O temor é que a venda faça parte da desconstrução da empreiteira que estava em curso desde que a CPI foi instalada, com o objetivo de tentar fazer com que ela desaparecesse do noticiário e, pelo visto, da vida real também.
A Delta já saíra das obras do Maracanã e das obras da Petrobras, como que para se desligar dos governos estadual do Rio e Federal, em que, ao final de 2011, era a principal fornecedora do Programa de Aceleração do Crescimento (PAC), com contratos avaliados em mais de R$ 2 bilhões.
A prisão de seu diretor para o Centro-Oeste, Cláudio Abreu, fez com que o relator da CPI quisesse restringir as investigações da empreiteira àquela região do país, e, mesmo depois das evidências de que essa atitude fora rejeitada pela CPI, ele insiste em começar as investigações sobre a empreiteira pelo diretor preso.
Como o próprio deputado Miro Teixeira disse na abertura dos trabalhos, quando se discutia a organização dos depoimentos, “réu preso tem preferência”. O que não quer dizer que o empreiteiro Fernando Cavendish não tenha necessariamente que ser ouvido, ainda mais agora, depois do anúncio da venda em tempo recorde.
A CPI terá condições de investigar qual a verdadeira relação do bicheiro Carlinhos Cachoeira com a empreiteira, pois a promiscuidade dos negócios de ambos sugere que Cachoeira tem mais a ver com a Delta do que os documentos demonstram.
As transferências de dinheiro da Delta para empresas do bicheiro estão sendo também investigadas, depois dos depoimentos dos delegados da Polícia Federal que atuaram nas operações Vegas e Monte Carlo.
“Se a Delta fez transações com empresas-fantasmas, se envolveu em negócios escusos, como é que a solução é vendê-la?
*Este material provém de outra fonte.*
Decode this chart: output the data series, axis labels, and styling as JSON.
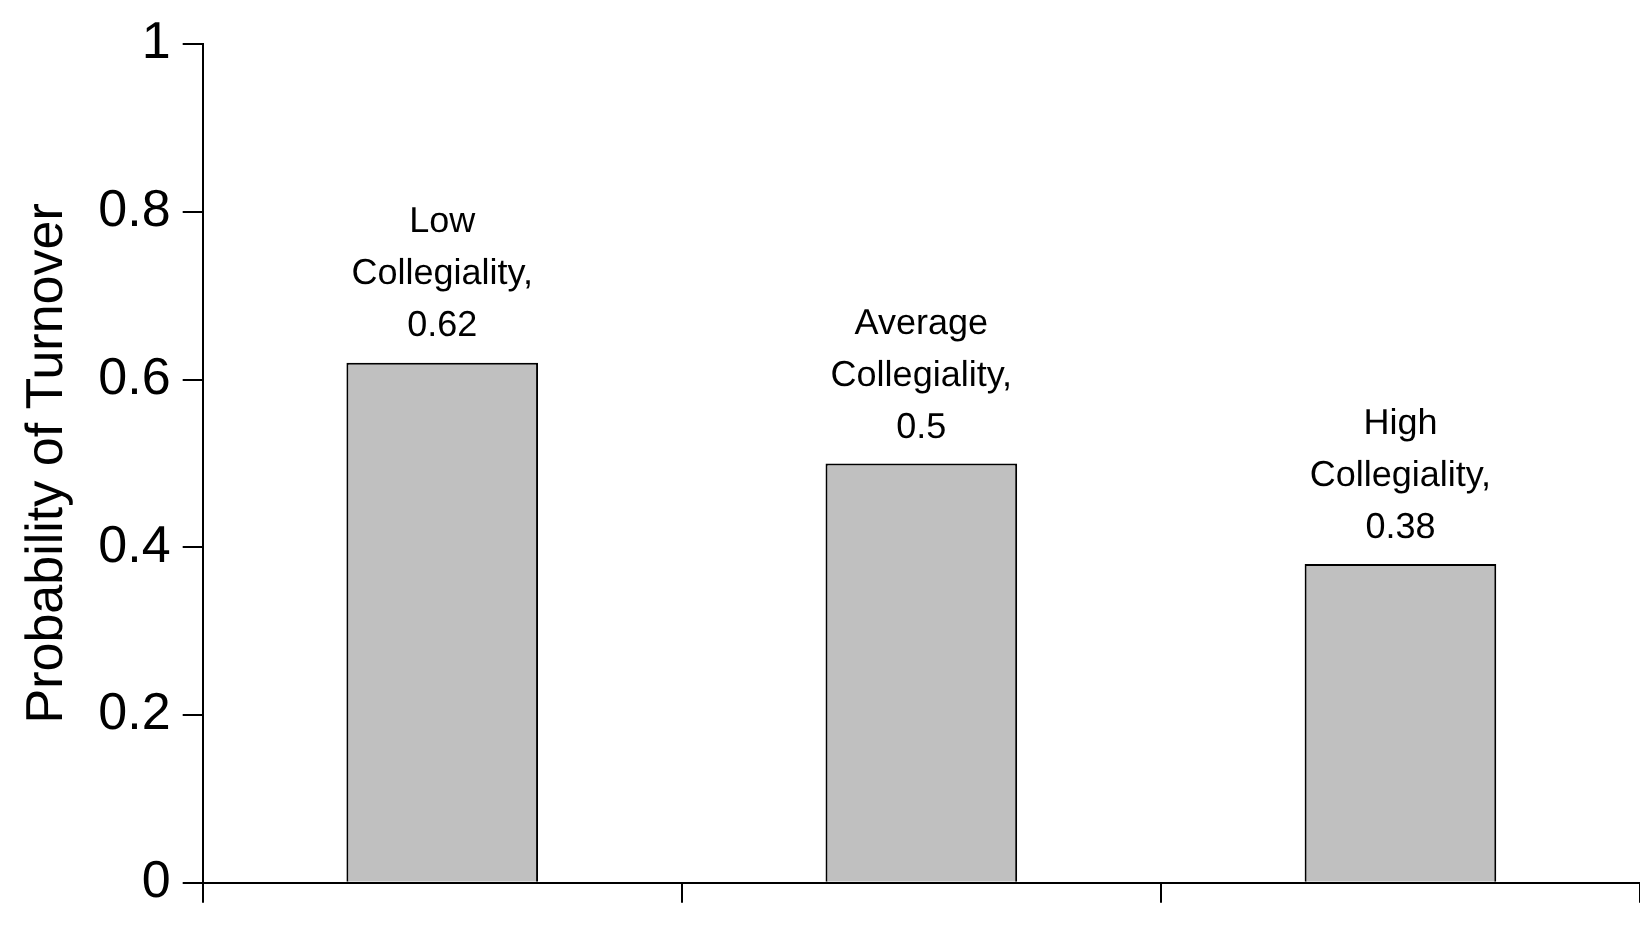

Eles metem o dinheiro no bolso?”, questiona o deputado Miro Teixeira, que pediu ao MPF o cancelamento do negócio como “medida assecuratória”.
Tenho me referido aqui na coluna ao fato de que os que pretendem convocar o procurador-geral da República, Roberto Gurgel, para depor na CPI o fazem por causa da denúncia do mensalão, mas essa referência genérica leva a um entendimento incorreto sobre o autor da denúncia do mensalão, que foi seu antecessor, o ex-procurador-geral da República Antonio Fernando de Souza.
Gurgel foi o autor das alegações finais do caso do mensalão, já em 2011, e terá, por decisão do plenário do Supremo, cinco horas para fazer a acusação no julgamento.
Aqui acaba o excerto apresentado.